Temperament-based therapy with supports
Temperament-based therapy with supports (TBT-S) is a neurobiological-based treatment that addresses the underlying mechanisms – like biology, brain functionality, genetics and personality traits – that contribute to the development and maintenance of an eating disorder.
The main attribute of TBT-S is acknowledging and working with a person’s temperament to manage the symptoms of an eating disorder. Those with anorexia nervosa and bulimia nervosa showed significant reductions in eating disorder pathology through TBT-S.
Personality traits & treatment outcomes
Perfectionism
Although some studies have shown that scores on perfectionism can improve with treatment and possibly return to normal levels at discharge, the bulk of research suggests that perfectionism does not improve with treatment among women with anorexia nervosa or bulimia nervosa. Perfectionism is also associated with poorer outcomes and treatment drop-out.
Impulsivity and negative urgency
Higher levels of impulsivity are also associated with poorer outcomes, and reduced impulsivity may decrease binge eating. People considered fully recovered from their eating disorder experienced significantly less negative urgency than those partially recovered or with an active eating disorder.

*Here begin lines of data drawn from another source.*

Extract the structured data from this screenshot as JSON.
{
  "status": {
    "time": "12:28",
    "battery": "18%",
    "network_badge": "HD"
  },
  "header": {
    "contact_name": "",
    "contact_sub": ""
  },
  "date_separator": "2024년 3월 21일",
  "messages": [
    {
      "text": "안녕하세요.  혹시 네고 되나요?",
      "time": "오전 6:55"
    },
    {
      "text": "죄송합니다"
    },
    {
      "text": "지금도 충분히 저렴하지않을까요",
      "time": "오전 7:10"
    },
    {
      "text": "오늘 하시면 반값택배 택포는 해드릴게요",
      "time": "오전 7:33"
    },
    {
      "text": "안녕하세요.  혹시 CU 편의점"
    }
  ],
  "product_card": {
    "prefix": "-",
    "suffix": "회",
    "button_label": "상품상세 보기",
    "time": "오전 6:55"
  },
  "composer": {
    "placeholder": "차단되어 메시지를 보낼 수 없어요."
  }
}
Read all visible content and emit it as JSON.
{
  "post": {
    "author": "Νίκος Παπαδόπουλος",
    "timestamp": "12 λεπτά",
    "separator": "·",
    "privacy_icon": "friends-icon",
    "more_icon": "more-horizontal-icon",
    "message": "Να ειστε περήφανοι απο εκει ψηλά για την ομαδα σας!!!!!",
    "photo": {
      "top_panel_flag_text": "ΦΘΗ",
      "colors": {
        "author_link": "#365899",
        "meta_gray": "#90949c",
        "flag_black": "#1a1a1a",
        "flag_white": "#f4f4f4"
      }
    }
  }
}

They are also similar in negative urgency to healthy controls, suggesting negative urgency may be one of the most important facets of impulsivity to target in therapeutic intervention.
Harm avoidance
Harm avoidance also impacts treatment outcomes and recovery. Those who recover from anorexia nervosa scored lower in harm avoidance than those not recovered. Lower harm avoidance is also found in those in recovery from depressive disorders, which may suggest either reduced harm avoidance is a consequence of recovery or that those with lower scores of harm avoidance have a better prognosis.
The importance of relationships in eating disorder recovery
Detachment traits like personal and social alienation and interpersonal distrust can impact recovery. Women in recovery note that relationships with loved ones were an essential part of their recovery because they provided love, support, trust and hope. Without a support system, self-isolated individuals increase their disordered eating behaviors or delay treatment.